If you want the switches to clip in, 1.6mm is about the upper limit. Alps switches actually work better with a 1.6mm plate than cherry switches do. With cherry switches, even 16 gauge steel is sometimes too thick for them to clip properly. For both Cherry and Alps switches, my own recommendation would be to stick to 18 or 17 gauge steel.
With Alps switches and a 1.6mm thick plate, you want to slightly adjust your cutout shapes so you avoid crushing the little plastic “wing” clips. If you plate is too thick and too tight, you’ll end up breaking a lot of them.

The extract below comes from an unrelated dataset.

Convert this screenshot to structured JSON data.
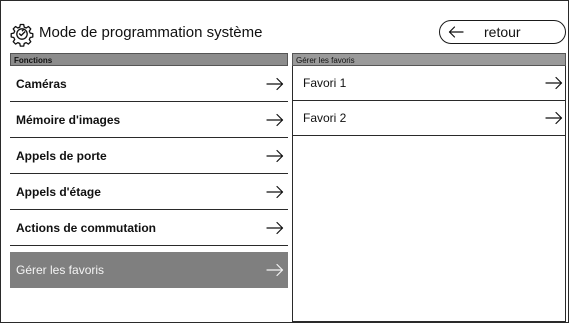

If you’re soldering everything down to a PCB this isn’t the end of the world, but it can prevent you from desoldering those switches and using them in another context.
You can make a plate as thick as you want, if you adjust your cutout shape to entirely avoid the plastic clips, and just make the plate tight enough to the dimensions of the switch that it’ll be held in by friction. If you want to do that though, you need to make sure your cutting process is very precise and locally accurate, since if you make it too tight you’ll be stuck filing things down by hand to get your switches in, and if you make it too loose they won’t stay. Again, if you have a PCB then it’s not quite as big a deal.
If you want to layer acrylic + steel below, just cut the normal Alps cutouts in the acrylic (which you should be 1.5 mm or 1/16" thick), and then cut slightly larger holes in the steel in a shape which avoids smashing the clips. That should work pretty well.
Alternately, you could use as thick a plate as you like in whatever material, and use a CNC mill to cut a little ledge from the bottom side of the plate for the clips to snap into, in effect making the plate only 1.5mm thick at certain spots where you need, and as thick as you like for the rest.